Music from the Holocaust benefits free concert series


A March 4 concert will give voice to musicians who refused to be silenced by the Holocaust and  raise money to bring music to underserved neighborhoods.

For most of the year, Portland Chamber Music brings free concerts to neighborhoods whose residents might never attend a concert because of lack of money, transportation or awareness of chamber music. Once a year, the nonprofit group presents a fundraiser to make that work possible. This year’s concert gives voice to musicians who refused to be silenced by the Holocaust. The concert will include works by two composers who survived the Holocaust, two who perished in the camps and a Brahms piano trio in memory of a woman who conducted the Women’s Orchestra in Auschwitz before her death.

Portland Chamber Music’s proposal was the first Innovation Fund granted by Institute for Judaic Studies.

“The PCM concert, we felt, was innovative, cultural and educational,” says IJS Executive Director Sylvia Frankel. “Bright Voices of the Darkest Hour will include works which were performed at Nazi ghettos and camps or written during, or influenced by, the Holocaust. It is a most original way to bring awareness of the lesser known history and music of Holocaust musicians.”

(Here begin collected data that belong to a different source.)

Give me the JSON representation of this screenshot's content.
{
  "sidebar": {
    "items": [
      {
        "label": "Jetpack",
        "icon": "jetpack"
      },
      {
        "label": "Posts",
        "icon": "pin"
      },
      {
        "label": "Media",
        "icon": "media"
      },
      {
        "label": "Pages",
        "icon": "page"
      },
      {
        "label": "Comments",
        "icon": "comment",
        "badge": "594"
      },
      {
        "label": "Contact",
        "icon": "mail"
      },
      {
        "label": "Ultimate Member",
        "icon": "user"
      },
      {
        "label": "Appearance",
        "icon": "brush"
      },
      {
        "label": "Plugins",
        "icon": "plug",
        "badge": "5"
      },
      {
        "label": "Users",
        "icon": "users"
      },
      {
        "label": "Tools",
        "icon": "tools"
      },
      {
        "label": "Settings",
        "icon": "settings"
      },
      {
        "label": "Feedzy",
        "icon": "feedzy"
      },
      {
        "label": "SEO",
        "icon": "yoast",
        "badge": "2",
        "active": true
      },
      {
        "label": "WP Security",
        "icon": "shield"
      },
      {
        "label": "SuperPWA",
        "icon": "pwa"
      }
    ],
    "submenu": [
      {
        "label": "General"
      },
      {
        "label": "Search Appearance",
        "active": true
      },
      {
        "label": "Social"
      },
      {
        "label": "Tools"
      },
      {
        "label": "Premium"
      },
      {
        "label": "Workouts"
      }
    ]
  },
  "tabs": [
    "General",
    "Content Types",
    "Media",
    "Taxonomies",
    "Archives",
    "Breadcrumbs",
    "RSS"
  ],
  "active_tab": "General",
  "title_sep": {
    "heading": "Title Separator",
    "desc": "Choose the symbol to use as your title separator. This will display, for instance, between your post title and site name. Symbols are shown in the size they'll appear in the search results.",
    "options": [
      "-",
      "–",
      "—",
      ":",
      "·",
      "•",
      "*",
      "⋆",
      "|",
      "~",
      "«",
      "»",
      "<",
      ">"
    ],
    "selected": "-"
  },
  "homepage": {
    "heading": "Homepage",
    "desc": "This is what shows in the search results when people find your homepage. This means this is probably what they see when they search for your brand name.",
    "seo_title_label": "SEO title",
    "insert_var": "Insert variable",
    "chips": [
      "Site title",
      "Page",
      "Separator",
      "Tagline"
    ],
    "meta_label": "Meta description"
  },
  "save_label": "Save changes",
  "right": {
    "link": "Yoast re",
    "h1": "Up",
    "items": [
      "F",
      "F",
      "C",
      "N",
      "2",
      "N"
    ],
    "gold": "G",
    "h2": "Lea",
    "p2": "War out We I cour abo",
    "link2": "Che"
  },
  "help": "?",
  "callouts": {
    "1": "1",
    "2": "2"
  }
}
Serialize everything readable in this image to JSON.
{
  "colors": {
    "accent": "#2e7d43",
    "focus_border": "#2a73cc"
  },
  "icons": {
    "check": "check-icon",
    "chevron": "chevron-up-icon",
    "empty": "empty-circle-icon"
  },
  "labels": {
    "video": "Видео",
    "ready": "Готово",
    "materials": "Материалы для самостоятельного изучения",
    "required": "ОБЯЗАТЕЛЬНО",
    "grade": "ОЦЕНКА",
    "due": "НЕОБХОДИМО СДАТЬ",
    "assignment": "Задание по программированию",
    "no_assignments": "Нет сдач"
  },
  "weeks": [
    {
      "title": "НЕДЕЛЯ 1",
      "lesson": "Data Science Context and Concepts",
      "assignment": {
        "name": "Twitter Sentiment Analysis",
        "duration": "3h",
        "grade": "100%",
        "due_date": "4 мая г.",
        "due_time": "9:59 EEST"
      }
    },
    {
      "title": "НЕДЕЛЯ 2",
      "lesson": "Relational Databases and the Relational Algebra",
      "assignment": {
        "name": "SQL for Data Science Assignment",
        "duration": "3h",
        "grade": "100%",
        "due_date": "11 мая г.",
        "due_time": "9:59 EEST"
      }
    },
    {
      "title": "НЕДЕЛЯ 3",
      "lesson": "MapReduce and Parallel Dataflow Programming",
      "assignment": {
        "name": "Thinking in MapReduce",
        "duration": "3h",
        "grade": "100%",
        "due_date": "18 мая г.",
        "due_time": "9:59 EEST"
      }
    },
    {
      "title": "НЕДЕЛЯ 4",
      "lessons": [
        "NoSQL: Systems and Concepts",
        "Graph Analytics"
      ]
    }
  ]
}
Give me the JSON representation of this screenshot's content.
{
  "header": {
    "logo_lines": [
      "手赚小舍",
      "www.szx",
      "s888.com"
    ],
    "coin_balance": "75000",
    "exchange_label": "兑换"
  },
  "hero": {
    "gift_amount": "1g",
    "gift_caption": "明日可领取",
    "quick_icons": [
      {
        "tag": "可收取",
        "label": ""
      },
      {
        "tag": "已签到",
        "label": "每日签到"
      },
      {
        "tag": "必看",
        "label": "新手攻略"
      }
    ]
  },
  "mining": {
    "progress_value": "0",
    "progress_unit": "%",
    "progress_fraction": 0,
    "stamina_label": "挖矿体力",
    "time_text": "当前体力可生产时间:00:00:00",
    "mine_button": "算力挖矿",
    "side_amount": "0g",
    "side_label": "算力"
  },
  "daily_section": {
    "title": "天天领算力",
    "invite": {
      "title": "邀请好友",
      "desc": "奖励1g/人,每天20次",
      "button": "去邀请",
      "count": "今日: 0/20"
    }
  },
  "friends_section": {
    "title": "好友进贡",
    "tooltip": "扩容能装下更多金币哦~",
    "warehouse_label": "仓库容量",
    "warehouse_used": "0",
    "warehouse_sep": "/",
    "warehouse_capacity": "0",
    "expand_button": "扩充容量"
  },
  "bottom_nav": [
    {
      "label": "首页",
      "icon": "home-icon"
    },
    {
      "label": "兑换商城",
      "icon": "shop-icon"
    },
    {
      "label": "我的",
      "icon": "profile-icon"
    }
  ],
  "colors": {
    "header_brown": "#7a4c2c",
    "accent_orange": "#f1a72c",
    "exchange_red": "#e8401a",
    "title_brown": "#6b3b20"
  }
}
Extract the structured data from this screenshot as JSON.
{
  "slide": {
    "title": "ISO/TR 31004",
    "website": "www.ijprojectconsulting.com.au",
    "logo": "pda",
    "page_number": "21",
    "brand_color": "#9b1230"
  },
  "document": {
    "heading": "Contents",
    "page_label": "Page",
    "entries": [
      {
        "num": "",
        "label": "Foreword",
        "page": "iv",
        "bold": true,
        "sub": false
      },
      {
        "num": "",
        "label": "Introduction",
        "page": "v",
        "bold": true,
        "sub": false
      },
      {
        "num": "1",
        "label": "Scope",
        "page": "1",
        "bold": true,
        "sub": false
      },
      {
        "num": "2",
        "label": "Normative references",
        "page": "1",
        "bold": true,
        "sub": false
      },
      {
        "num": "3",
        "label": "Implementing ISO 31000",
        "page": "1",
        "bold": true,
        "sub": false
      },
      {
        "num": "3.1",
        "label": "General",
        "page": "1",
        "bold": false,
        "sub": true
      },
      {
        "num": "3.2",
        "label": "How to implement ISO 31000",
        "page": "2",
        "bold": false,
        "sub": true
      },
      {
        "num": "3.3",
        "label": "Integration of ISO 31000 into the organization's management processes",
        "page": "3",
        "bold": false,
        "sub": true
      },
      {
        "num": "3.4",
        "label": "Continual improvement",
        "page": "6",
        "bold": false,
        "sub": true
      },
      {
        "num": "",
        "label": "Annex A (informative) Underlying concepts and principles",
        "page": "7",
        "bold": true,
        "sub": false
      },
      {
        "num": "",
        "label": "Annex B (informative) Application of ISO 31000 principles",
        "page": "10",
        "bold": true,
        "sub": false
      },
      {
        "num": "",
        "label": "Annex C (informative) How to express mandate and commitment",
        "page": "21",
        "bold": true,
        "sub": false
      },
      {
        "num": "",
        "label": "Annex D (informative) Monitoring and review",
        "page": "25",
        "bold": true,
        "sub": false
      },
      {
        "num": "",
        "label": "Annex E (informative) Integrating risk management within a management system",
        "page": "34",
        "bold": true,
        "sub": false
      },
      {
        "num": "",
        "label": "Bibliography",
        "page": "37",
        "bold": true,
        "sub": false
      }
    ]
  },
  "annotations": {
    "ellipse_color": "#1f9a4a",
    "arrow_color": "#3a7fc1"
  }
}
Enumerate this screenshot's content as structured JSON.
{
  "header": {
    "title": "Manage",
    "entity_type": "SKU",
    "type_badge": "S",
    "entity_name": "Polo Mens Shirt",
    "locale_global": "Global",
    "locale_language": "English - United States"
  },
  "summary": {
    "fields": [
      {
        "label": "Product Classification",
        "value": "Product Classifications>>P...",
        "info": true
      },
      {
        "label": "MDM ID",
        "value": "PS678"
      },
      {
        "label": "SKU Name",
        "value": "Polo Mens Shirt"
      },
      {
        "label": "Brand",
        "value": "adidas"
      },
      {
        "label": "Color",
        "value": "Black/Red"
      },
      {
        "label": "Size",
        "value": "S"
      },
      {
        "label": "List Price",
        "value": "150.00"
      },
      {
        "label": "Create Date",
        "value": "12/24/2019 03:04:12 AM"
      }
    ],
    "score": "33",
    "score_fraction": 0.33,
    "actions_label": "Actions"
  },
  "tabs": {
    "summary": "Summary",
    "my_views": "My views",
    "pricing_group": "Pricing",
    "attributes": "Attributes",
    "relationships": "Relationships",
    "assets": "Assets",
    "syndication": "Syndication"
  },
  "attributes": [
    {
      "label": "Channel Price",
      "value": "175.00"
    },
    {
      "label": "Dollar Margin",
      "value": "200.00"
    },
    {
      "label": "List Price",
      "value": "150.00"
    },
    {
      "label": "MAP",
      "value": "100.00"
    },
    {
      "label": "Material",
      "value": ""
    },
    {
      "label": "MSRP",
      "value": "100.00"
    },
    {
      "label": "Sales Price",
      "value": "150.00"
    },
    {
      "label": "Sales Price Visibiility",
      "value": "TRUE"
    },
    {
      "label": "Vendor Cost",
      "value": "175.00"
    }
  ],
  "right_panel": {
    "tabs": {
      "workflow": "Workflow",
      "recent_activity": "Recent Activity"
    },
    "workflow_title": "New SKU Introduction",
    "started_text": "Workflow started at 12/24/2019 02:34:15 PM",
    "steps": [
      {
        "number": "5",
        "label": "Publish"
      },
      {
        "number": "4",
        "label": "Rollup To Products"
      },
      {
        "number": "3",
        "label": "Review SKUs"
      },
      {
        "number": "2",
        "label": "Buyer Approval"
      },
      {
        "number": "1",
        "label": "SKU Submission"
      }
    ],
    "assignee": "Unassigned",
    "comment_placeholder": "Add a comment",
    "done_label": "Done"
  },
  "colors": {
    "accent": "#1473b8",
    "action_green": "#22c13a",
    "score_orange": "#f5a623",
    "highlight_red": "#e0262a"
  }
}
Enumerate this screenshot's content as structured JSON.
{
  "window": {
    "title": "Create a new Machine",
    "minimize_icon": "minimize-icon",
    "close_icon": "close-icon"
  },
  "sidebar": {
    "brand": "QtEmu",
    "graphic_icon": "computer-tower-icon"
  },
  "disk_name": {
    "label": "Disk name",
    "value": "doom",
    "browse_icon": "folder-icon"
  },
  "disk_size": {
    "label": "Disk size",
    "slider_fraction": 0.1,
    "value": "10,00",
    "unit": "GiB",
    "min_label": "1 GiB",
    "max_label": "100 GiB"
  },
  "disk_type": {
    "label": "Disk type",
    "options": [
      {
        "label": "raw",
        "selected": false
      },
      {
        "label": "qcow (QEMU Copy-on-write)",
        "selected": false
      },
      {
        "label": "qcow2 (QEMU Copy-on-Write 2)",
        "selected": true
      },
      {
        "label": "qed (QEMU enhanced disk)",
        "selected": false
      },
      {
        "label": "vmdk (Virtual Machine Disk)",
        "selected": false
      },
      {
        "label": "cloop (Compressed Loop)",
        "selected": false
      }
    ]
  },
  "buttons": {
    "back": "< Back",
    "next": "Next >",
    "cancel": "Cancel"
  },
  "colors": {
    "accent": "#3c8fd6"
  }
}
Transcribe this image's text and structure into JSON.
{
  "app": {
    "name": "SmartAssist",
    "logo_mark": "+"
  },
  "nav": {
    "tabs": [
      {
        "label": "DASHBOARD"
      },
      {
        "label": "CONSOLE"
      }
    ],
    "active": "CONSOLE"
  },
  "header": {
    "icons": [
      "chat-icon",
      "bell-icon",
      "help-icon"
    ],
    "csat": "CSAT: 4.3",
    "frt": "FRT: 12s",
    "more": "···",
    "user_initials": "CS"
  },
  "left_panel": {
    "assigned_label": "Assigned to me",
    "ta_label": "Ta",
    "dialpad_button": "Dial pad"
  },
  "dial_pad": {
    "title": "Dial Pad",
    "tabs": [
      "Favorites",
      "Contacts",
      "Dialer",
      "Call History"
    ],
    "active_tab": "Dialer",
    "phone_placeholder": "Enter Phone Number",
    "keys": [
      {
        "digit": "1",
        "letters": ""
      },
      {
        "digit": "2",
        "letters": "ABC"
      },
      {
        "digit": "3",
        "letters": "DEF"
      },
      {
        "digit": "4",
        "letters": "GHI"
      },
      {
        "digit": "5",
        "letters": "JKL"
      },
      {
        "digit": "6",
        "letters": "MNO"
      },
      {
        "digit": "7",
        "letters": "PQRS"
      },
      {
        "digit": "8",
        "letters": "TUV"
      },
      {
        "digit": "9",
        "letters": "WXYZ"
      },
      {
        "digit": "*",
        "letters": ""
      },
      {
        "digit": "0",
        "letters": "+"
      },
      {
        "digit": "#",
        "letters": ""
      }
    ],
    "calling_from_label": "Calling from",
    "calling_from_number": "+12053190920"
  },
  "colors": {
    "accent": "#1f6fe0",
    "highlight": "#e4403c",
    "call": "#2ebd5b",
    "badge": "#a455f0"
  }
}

The concert was the brainchild of PCM Executive Artistic Director Anya Kalina, a vocalist who moved to the United States from Russia in 2000 at age 25 when she “won the green card lottery.” Anya sang with the PCM when it was first organized in 2010 and then stepped up to rekindle it a couple years after the previous director ran out of time to organize the concerts. Anya was searching for pieces suitable for small chamber groups when she discovered a piece commissioned for a small chamber group that included the same instruments in her group. The piece was a poem by Auschwitz survivor Primo Levy with music by Simon Sagan.

She began searching for other pieces from the Holocaust suitable for small groups. Amazed by the music and the stories she discovered, Anya wanted to share those discoveries with the community.

She says people often wonder why those fighting for their lives would bother with music. “To me it is obvious,” Anya says. “Music is a basic need for human survival. It brings us comfort and joy and for many of us the meaning of life. … It can make people happy for a half hour by taking them to a different place.”

She fell in love with the work of Leo Smit, a Dutch Jew who perished in Sobibor. The concert will include a “very uplifting, jazzy and lush” sextet he wrote in 1933 and the last piece he wrote in 1943, a flute sonata. “It has a totally different feel – more somber of course, but not sad,” says Anya. “The flute is so desperate. It is haunting, more naked.”

PCM is creating a panel for display at the concert that will share more of Leo’s story than can be included in the concert. Anya also wants to develop a panel sharing the story of the Auschwitz Women’s Orchestra under the direction of Alma Rose. After the concert, the panels will be donated to the Oregon Jewish Museum and Center for Holocaust Education.

Alma was the daughter of Vienna Philharmonic violinist Arnold Rose, who performed the Brahms piano trio with the composer in 1889 after Brahms rewrote the work he first composed in 1854. After escaping to Britain, Arnold performed the piece again in London, not knowing his daughter had been sent to Auschwitz and was conducting the camp’s women’s orchestra. Alma perished before the camp was liberated.

Composer Gideon Klein also perished in Auschwitz after composing a lullaby in the “model” concentration camp of Terezin. Anya calls the piece, which will be featured in the concert, “absolutely beautiful. A mother singing in Hebrew is trying to calm a child before going to sleep.”

The concert will also include works by two composers who survived the Holocaust, a clarinet trio by Hans Gál and three songs without words by Paul Ben-Haim.

The concert will feature Michael Liu, piano; Lynda Hess, flute; Jennifer Crockett, clarinet; Meghan Van Cleave, violin; Gemma Taylor, French horn; Jonathan Cheskin, cello; Anya Kalina, soprano; and Deborah Gitlitz, storyteller. Special guest performers will be Lisa Lee, violin; Ann Van Bever, oboe; and David Taylor, bassoon.

Bright Voices of the Darkest Hour: Music and the Holocaust
Saturday, March 4 at 7 pm
Community Music Center
3350 SE Francis St., Portland

Portland Chamber Music presents a special tribute to the power of music from a time that should never be forgotten. Come and learn amazing stories of the human spirit and hear music by Leo Smit, Gideon Klein, Hans Gál, Paul Ben-Haim, Simon Sargon and Johannes Brahms.

Suggested donation $15 at the door, but seating is limited.
RSVP to reserve a seat at
pdxchambermusic.org/upcoming

Rabbi Joshua Stampfer Grant
The Innovation Grant Fund of the Institute for Judaic Studies offers financial assistance between $500 and $2,500 to promote innovation and to launch new projects consistent with the IJS mission “to encourage people throughout the community to join together to learn about Jewish history, culture and life.”
Applications must be submitted at least six months before funds are needed.